Los Angeles father Shehada Issa accused of fatally shooting son Amir Issa for being gay

Peter Holley
Sunday 03 April 2016 10:36 BST

A Los Angeles prosecutor has accused a 69-year-old man of killing his son for being gay.

Shehada Issa was arrested Tuesday after police were called to his Los Angeles home and found the bodies of Amir Issa, 29, and his mother, whose name has not been released by authorities, according to the Los Angeles Times.

The Los Angeles County district attorney's office told the Associated Press that Issa had threatened to kill his son in the past.

"The murder was committed because of the victim's sexual orientation and because of the defendant's perception of that status and the victims' association with a person and a group of that status," prosecutors said in a statement, according to the AP.

Issa, who is accused of using a shotgun in the killing, was charged Friday with one count of premeditated murder, the Times reported.

If convicted, Issa could serve life in prison without the possibility of parole, according to the Los Angeles Daily News.

Issa told police, according to the Daily News, that he didn't kill his wife, but instead found her in their home's bathroom, where she was already dead. The paper reported that Issa claims he armed himself after finding her body and then encountered his son, who threatened him with a knife, leading to a shooting.

Police found the son's body in the backyard, according to NBC affiliate KNBC.

"The suspect made incriminating statements implicating himself in the death of (the son) and was arrested for murder," Operations Valley Bureau homicide detective John Doerbecker told the Daily News. "He claimed (the son) was armed with a knife, and there was no knife to be found (there).

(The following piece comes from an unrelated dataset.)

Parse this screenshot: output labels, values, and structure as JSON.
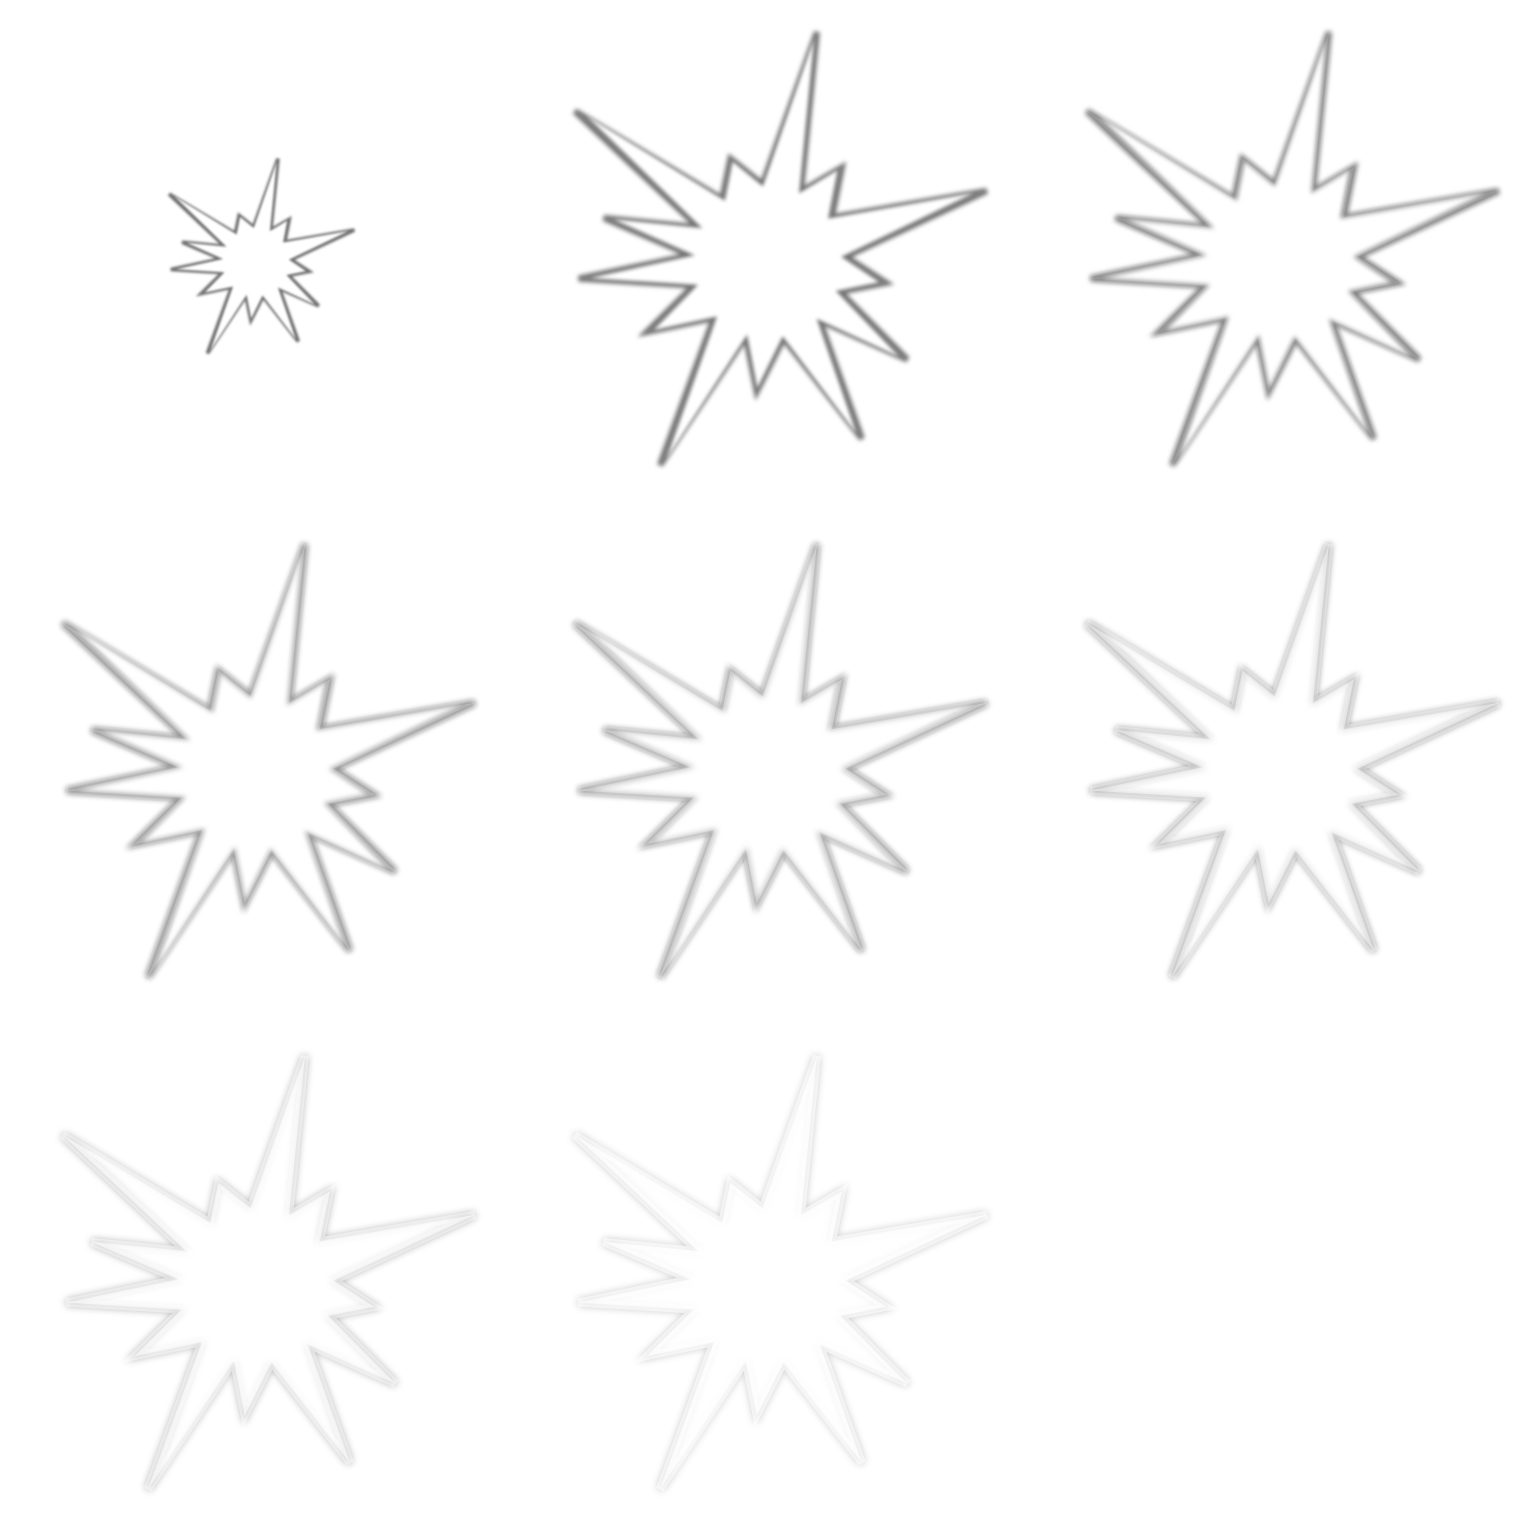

"It was a horrible family tragedy."

Doerbecker added that the father and son had a history of conflict, with the son vandalising the home and his parents attempting to kick him out of the house. Neighbours told the paper that the father and son were often overheard fighting.

image001 A 2015 Pew Research Center survey highlighted shifting parental attitudes about gay children. (Image courtesy of Pew Research Center)

Jim Key, a spokesman for the Los Angeles LGBT Center, told the Times that it's not uncommon to hear about gay children who feel threatened by their parents.

"It's horrific," he said, referring to Issa's killing. "Despite all the civil rights victories we've had in the last few years, we still live in a society where people face violence or even murder by their parents, simply by being open about their sexual orientation or gender identity.

"We see this all the time at the center in the faces of the kids who come to us, all over the country, because they no longer feel safe in their home," he said late Friday.

Parental attitudes about having a gay child continue to shift, but a sizable number of American parents remain troubled by the idea.

A 2015 Pew Research poll found 39 percent of parents saying they would be at least somewhat upset if their child told them they were gay, down from 60 percent in 2004 and 89 percent in a 1985 Los Angeles Times survey.

Citing a Los Angeles County report, Christopher Argyros, manager of the Los Angeles LGBT Center's Anti-Violence Project, said in a statement last year, that "one-third of the reported hate crimes occurred at the homes of the survivors."

"Nearly every day we receive calls from people who are being harassed, threatened and even attacked where they live -- usually by neighbours and apartment managers," Argyros said. "It is remarkably common."

Prosecutors said an investigation into the mother's killing continues, according to the Daily News.

The AP reported that Issa is being held without bail pending and is scheduled to be arraigned on April 11.